In 1774 Royal Governor John Wentworth dissolved the provincial assembly or house of representatives, which met in Portsmouth, in an attempt to prevent the election of delegates to a continental congress. Thereafter, a series of provincial congresses began to meet in the Exeter town house, which effectively became the seat of New Hampshire’s government; the Fourth Provincial Congress ordered the provincial records to be confiscated from royal officials and brought to Exeter for safety in July 1775. New Hampshire’s first constitution was adopted in the Exeter town house on January 5, 1776, and here in 1788 the first of New Hampshire’s conventions was held for ratification of the United States Constitution. While most buildings associated with Exeter’s fourteen-year period as state capital have vanished, the Ladd-Gilman House, home of state treasurer Nicholas Gilman, Sr., retains a room used as the treasury.
The lower falls of the Squamscott River were harnessed shortly after 1638 for a grist mill; sawmills were established at the upper falls in the late 1640s by Edward Gilman and others. By 1795 the two waterfalls at the heart of the town powered four grist mills, four sawmills, two mills for pressing linseed oil from flax seed, and a fulling mill for cleaning woolen cloth. During his visit in 1789, President Washington noted that a snuff mill was in operation here. An iron-slitting mill mentioned by Washington had been replaced by Simeon Folsom’s factory for producing the newly introduced machine-cut nail.

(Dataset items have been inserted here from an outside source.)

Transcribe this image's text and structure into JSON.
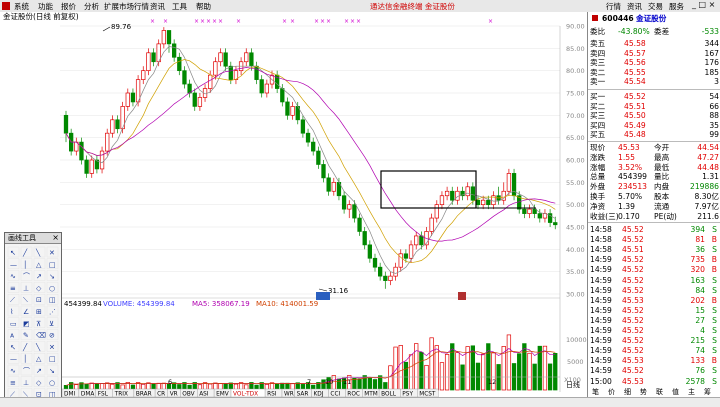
{
  "menu": {
    "items": [
      "系统",
      "功能",
      "报价",
      "分析",
      "扩展市场行情",
      "资讯",
      "工具",
      "帮助"
    ],
    "center_title": "通达信金融终端  金证股份",
    "right_items": [
      "行情",
      "资讯",
      "交易",
      "服务"
    ]
  },
  "chart": {
    "title": "金证股份(日线 前复权)",
    "high_label": "89.76",
    "low_label": "31.16",
    "price_ticks": [
      "90.00",
      "85.00",
      "80.00",
      "75.00",
      "70.00",
      "65.00",
      "60.00",
      "55.00",
      "50.00",
      "45.00",
      "40.00",
      "35.00",
      "30.00"
    ],
    "volume_legend": {
      "total": "454399.84",
      "vol": "VOLUME: 454399.84",
      "ma5": "MA5: 358067.19",
      "ma10": "MA10: 414001.59"
    },
    "vol_ticks": [
      "10000",
      "5000",
      "X100"
    ],
    "date_labels": [
      "6",
      "7",
      "10",
      "11",
      "12"
    ],
    "indicator_tabs": [
      "DMI",
      "DMA",
      "FSL",
      "TRIX",
      "BRAR",
      "CR",
      "VR",
      "OBV",
      "ASI",
      "EMV",
      "VOL-TDX",
      "RSI",
      "WR",
      "SAR",
      "KDJ",
      "CCI",
      "ROC",
      "MTM",
      "BOLL",
      "PSY",
      "MCST"
    ],
    "right_axis_label": "日线"
  },
  "quote": {
    "code": "600446",
    "name": "金证股份",
    "weibi_label": "委比",
    "weibi": "-43.80%",
    "weicha_label": "委差",
    "weicha": "-533",
    "sells": [
      {
        "label": "卖五",
        "price": "45.58",
        "vol": "344"
      },
      {
        "label": "卖四",
        "price": "45.57",
        "vol": "167"
      },
      {
        "label": "卖三",
        "price": "45.56",
        "vol": "176"
      },
      {
        "label": "卖二",
        "price": "45.55",
        "vol": "185"
      },
      {
        "label": "卖一",
        "price": "45.54",
        "vol": "3"
      }
    ],
    "buys": [
      {
        "label": "买一",
        "price": "45.52",
        "vol": "54"
      },
      {
        "label": "买二",
        "price": "45.51",
        "vol": "66"
      },
      {
        "label": "买三",
        "price": "45.50",
        "vol": "88"
      },
      {
        "label": "买四",
        "price": "45.49",
        "vol": "35"
      },
      {
        "label": "买五",
        "price": "45.48",
        "vol": "99"
      }
    ],
    "stats": [
      {
        "l1": "现价",
        "v1": "45.53",
        "l2": "今开",
        "v2": "44.54"
      },
      {
        "l1": "涨跌",
        "v1": "1.55",
        "l2": "最高",
        "v2": "47.27"
      },
      {
        "l1": "涨幅",
        "v1": "3.52%",
        "l2": "最低",
        "v2": "44.48"
      },
      {
        "l1": "总量",
        "v1": "454399",
        "l2": "量比",
        "v2": "1.31"
      },
      {
        "l1": "外盘",
        "v1": "234513",
        "l2": "内盘",
        "v2": "219886"
      },
      {
        "l1": "换手",
        "v1": "5.70%",
        "l2": "股本",
        "v2": "8.30亿"
      },
      {
        "l1": "净资",
        "v1": "1.39",
        "l2": "流通",
        "v2": "7.97亿"
      },
      {
        "l1": "收益(三)",
        "v1": "0.170",
        "l2": "PE(动)",
        "v2": "211.6"
      }
    ],
    "ticks": [
      {
        "t": "14:58",
        "p": "45.52",
        "v": "394",
        "s": "S"
      },
      {
        "t": "14:58",
        "p": "45.52",
        "v": "81",
        "s": "B"
      },
      {
        "t": "14:58",
        "p": "45.51",
        "v": "36",
        "s": "S"
      },
      {
        "t": "14:59",
        "p": "45.52",
        "v": "735",
        "s": "B"
      },
      {
        "t": "14:59",
        "p": "45.52",
        "v": "320",
        "s": "B"
      },
      {
        "t": "14:59",
        "p": "45.52",
        "v": "163",
        "s": "S"
      },
      {
        "t": "14:59",
        "p": "45.52",
        "v": "84",
        "s": "S"
      },
      {
        "t": "14:59",
        "p": "45.53",
        "v": "202",
        "s": "B"
      },
      {
        "t": "14:59",
        "p": "45.52",
        "v": "15",
        "s": "S"
      },
      {
        "t": "14:59",
        "p": "45.52",
        "v": "27",
        "s": "S"
      },
      {
        "t": "14:59",
        "p": "45.52",
        "v": "4",
        "s": "S"
      },
      {
        "t": "14:59",
        "p": "45.52",
        "v": "215",
        "s": "S"
      },
      {
        "t": "14:59",
        "p": "45.52",
        "v": "74",
        "s": "S"
      },
      {
        "t": "14:59",
        "p": "45.53",
        "v": "133",
        "s": "B"
      },
      {
        "t": "14:59",
        "p": "45.52",
        "v": "76",
        "s": "S"
      },
      {
        "t": "15:00",
        "p": "45.53",
        "v": "2578",
        "s": "S"
      }
    ],
    "footer_tabs": [
      "笔",
      "价",
      "细",
      "势",
      "联",
      "值",
      "主",
      "筹"
    ]
  },
  "draw_tools": {
    "title": "画线工具",
    "close": "×"
  }
}
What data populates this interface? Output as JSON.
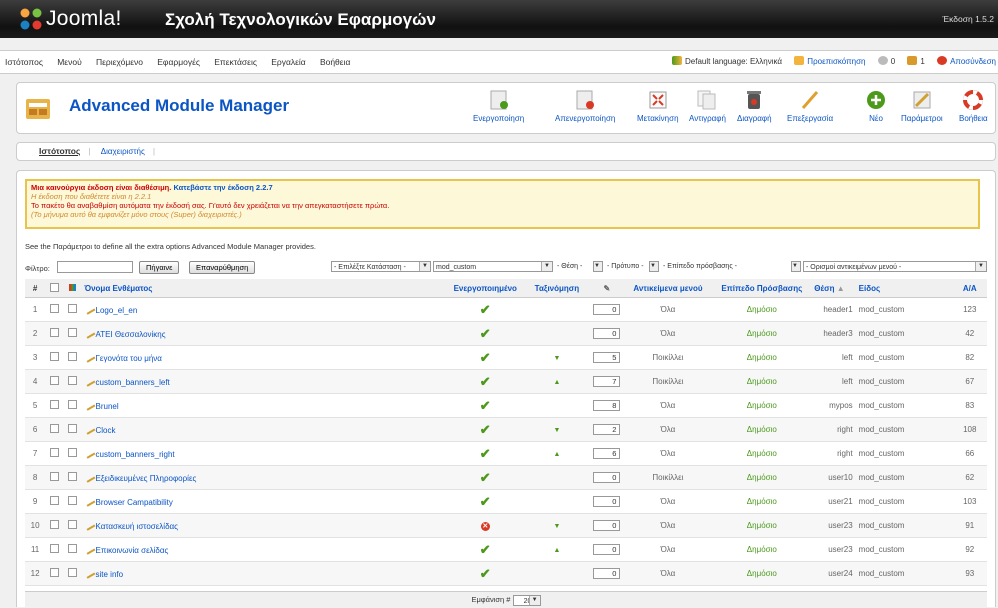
{
  "header": {
    "brand": "Joomla!",
    "site_name": "Σχολή Τεχνολογικών Εφαρμογών",
    "version": "Έκδοση 1.5.2"
  },
  "menubar": [
    "Ιστότοπος",
    "Μενού",
    "Περιεχόμενο",
    "Εφαρμογές",
    "Επεκτάσεις",
    "Εργαλεία",
    "Βοήθεια"
  ],
  "status": {
    "language": "Default language: Ελληνικά",
    "preview": "Προεπισκόπηση",
    "messages": "0",
    "users": "1",
    "logout": "Αποσύνδεση"
  },
  "page_title": "Advanced Module Manager",
  "toolbar": [
    "Ενεργοποίηση",
    "Απενεργοποίηση",
    "Μετακίνηση",
    "Αντιγραφή",
    "Διαγραφή",
    "Επεξεργασία",
    "Νέο",
    "Παράμετροι",
    "Βοήθεια"
  ],
  "submenu": [
    "Ιστότοπος",
    "Διαχειριστής"
  ],
  "notice": {
    "line1a": "Μια καινούργια έκδοση είναι διαθέσιμη.",
    "line1b": "Κατεβάστε την έκδοση 2.2.7",
    "line2": "Η έκδοση που διαθέτετε είναι η 2.2.1",
    "line3": "Το πακέτο θα αναβαθμίση αυτόματα την έκδοσή σας. Γι'αυτό δεν χρειάζεται να την απεγκαταστήσετε πρώτα.",
    "line4": "(Το μήνυμα αυτό θα εμφανίζετ μόνο στους (Super) διαχειριστές.)"
  },
  "intro": "See the Παράμετροι to define all the extra options Advanced Module Manager provides.",
  "filter": {
    "label": "Φίλτρο:",
    "go": "Πήγαινε",
    "reset": "Επαναρύθμηση",
    "state": "- Επιλέξτε Κατάσταση -",
    "type": "mod_custom",
    "position": "- Θέση -",
    "template": "- Πρότυπο -",
    "access": "- Επίπεδο πρόσβασης -",
    "menu": "- Ορισμοί αντικειμένων μενού -"
  },
  "columns": {
    "num": "#",
    "name": "Όνομα Ενθέματος",
    "enabled": "Ενεργοποιημένο",
    "order": "Ταξινόμηση",
    "menu": "Αντικείμενα μενού",
    "access": "Επίπεδο Πρόσβασης",
    "position": "Θέση",
    "type": "Είδος",
    "id": "A/A"
  },
  "rows": [
    {
      "n": "1",
      "name": "Logo_el_en",
      "on": true,
      "up": false,
      "down": false,
      "order": "0",
      "menu": "Όλα",
      "access": "Δημόσιο",
      "pos": "header1",
      "type": "mod_custom",
      "id": "123"
    },
    {
      "n": "2",
      "name": "ATEI Θεσσαλονίκης",
      "on": true,
      "up": false,
      "down": false,
      "order": "0",
      "menu": "Όλα",
      "access": "Δημόσιο",
      "pos": "header3",
      "type": "mod_custom",
      "id": "42"
    },
    {
      "n": "3",
      "name": "Γεγονότα του μήνα",
      "on": true,
      "up": false,
      "down": true,
      "order": "5",
      "menu": "Ποικίλλει",
      "access": "Δημόσιο",
      "pos": "left",
      "type": "mod_custom",
      "id": "82"
    },
    {
      "n": "4",
      "name": "custom_banners_left",
      "on": true,
      "up": true,
      "down": false,
      "order": "7",
      "menu": "Ποικίλλει",
      "access": "Δημόσιο",
      "pos": "left",
      "type": "mod_custom",
      "id": "67"
    },
    {
      "n": "5",
      "name": "Brunel",
      "on": true,
      "up": false,
      "down": false,
      "order": "8",
      "menu": "Όλα",
      "access": "Δημόσιο",
      "pos": "mypos",
      "type": "mod_custom",
      "id": "83"
    },
    {
      "n": "6",
      "name": "Clock",
      "on": true,
      "up": false,
      "down": true,
      "order": "2",
      "menu": "Όλα",
      "access": "Δημόσιο",
      "pos": "right",
      "type": "mod_custom",
      "id": "108"
    },
    {
      "n": "7",
      "name": "custom_banners_right",
      "on": true,
      "up": true,
      "down": false,
      "order": "6",
      "menu": "Όλα",
      "access": "Δημόσιο",
      "pos": "right",
      "type": "mod_custom",
      "id": "66"
    },
    {
      "n": "8",
      "name": "Εξειδικευμένες Πληροφορίες",
      "on": true,
      "up": false,
      "down": false,
      "order": "0",
      "menu": "Ποικίλλει",
      "access": "Δημόσιο",
      "pos": "user10",
      "type": "mod_custom",
      "id": "62"
    },
    {
      "n": "9",
      "name": "Browser Campatibility",
      "on": true,
      "up": false,
      "down": false,
      "order": "0",
      "menu": "Όλα",
      "access": "Δημόσιο",
      "pos": "user21",
      "type": "mod_custom",
      "id": "103"
    },
    {
      "n": "10",
      "name": "Κατασκευή ιστοσελίδας",
      "on": false,
      "up": false,
      "down": true,
      "order": "0",
      "menu": "Όλα",
      "access": "Δημόσιο",
      "pos": "user23",
      "type": "mod_custom",
      "id": "91"
    },
    {
      "n": "11",
      "name": "Επικοινωνία σελίδας",
      "on": true,
      "up": true,
      "down": false,
      "order": "0",
      "menu": "Όλα",
      "access": "Δημόσιο",
      "pos": "user23",
      "type": "mod_custom",
      "id": "92"
    },
    {
      "n": "12",
      "name": "site info",
      "on": true,
      "up": false,
      "down": false,
      "order": "0",
      "menu": "Όλα",
      "access": "Δημόσιο",
      "pos": "user24",
      "type": "mod_custom",
      "id": "93"
    }
  ],
  "footer": {
    "label": "Εμφάνιση #",
    "value": "20"
  }
}
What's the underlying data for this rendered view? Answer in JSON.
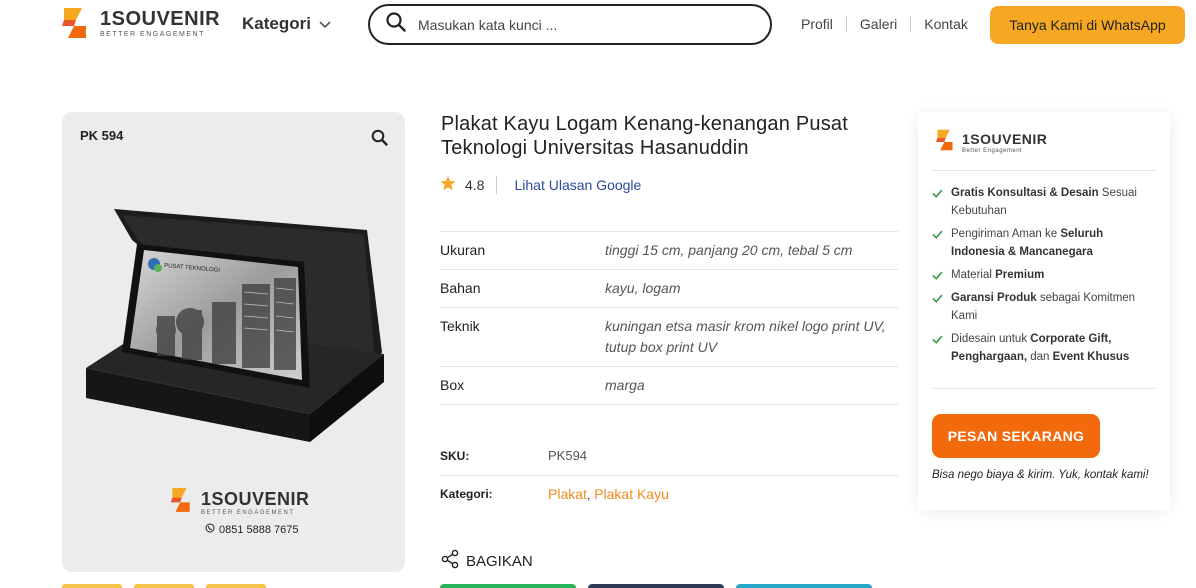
{
  "header": {
    "logo_brand": "1SOUVENIR",
    "logo_tagline": "BETTER ENGAGEMENT",
    "kategori_label": "Kategori",
    "search_placeholder": "Masukan kata kunci ...",
    "nav": [
      "Profil",
      "Galeri",
      "Kontak"
    ],
    "whatsapp_label": "Tanya Kami di WhatsApp"
  },
  "gallery": {
    "code": "PK 594",
    "plaque_text": "PUSAT TEKNOLOGI",
    "logo_brand": "1SOUVENIR",
    "logo_tagline": "BETTER ENGAGEMENT",
    "phone": "0851 5888 7675"
  },
  "product": {
    "title": "Plakat Kayu Logam Kenang-kenangan Pusat Teknologi Universitas Hasanuddin",
    "rating": "4.8",
    "reviews_link": "Lihat Ulasan Google",
    "specs": [
      {
        "label": "Ukuran",
        "value": "tinggi 15 cm, panjang 20 cm, tebal 5 cm"
      },
      {
        "label": "Bahan",
        "value": "kayu, logam"
      },
      {
        "label": "Teknik",
        "value": "kuningan etsa masir krom nikel logo print UV, tutup box print UV"
      },
      {
        "label": "Box",
        "value": "marga"
      }
    ],
    "sku_label": "SKU:",
    "sku_value": "PK594",
    "category_label": "Kategori:",
    "categories": [
      "Plakat",
      "Plakat Kayu"
    ],
    "category_separator": ",",
    "share_label": "BAGIKAN"
  },
  "sidebar": {
    "logo_brand": "1SOUVENIR",
    "logo_tagline": "Better Engagement",
    "features": [
      [
        {
          "t": "Gratis Konsultasi & Desain",
          "b": true
        },
        {
          "t": " Sesuai Kebutuhan",
          "b": false
        }
      ],
      [
        {
          "t": "Pengiriman Aman ke ",
          "b": false
        },
        {
          "t": "Seluruh Indonesia & Mancanegara",
          "b": true
        }
      ],
      [
        {
          "t": "Material ",
          "b": false
        },
        {
          "t": "Premium",
          "b": true
        }
      ],
      [
        {
          "t": "Garansi Produk",
          "b": true
        },
        {
          "t": " sebagai Komitmen Kami",
          "b": false
        }
      ],
      [
        {
          "t": "Didesain untuk ",
          "b": false
        },
        {
          "t": "Corporate Gift, Penghargaan,",
          "b": true
        },
        {
          "t": " dan ",
          "b": false
        },
        {
          "t": "Event Khusus",
          "b": true
        }
      ]
    ],
    "order_button": "PESAN SEKARANG",
    "nego_text": "Bisa nego biaya & kirim. Yuk, kontak kami!"
  },
  "colors": {
    "accent_orange": "#f36a0d",
    "whatsapp_yellow": "#f7a823",
    "link_blue": "#2c4a9c",
    "check_green": "#3a9a4a",
    "star": "#f5a623"
  },
  "icons": [
    "search-icon",
    "chevron-down-icon",
    "zoom-icon",
    "star-icon",
    "check-icon",
    "share-icon",
    "whatsapp-icon"
  ]
}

The broad tidal basin below the lower falls provided access for seagoing vessels to and from Exeter, and it was the means by which the town’s early production of sawn lumber was carried to market. The same section of the Squamscott River proved to be a good site for building ships as large as 500 tons; as many as twenty-two vessels are said to have been built here in a single season. Locally built vessels and others arriving from elsewhere in the British Empire made Exeter a busy port during the eighteenth century, giving rise to fortunes like that of merchant John Phillips. River traffic continued to convey bulk cargoes, especially coal, to Exeter until the 1930s.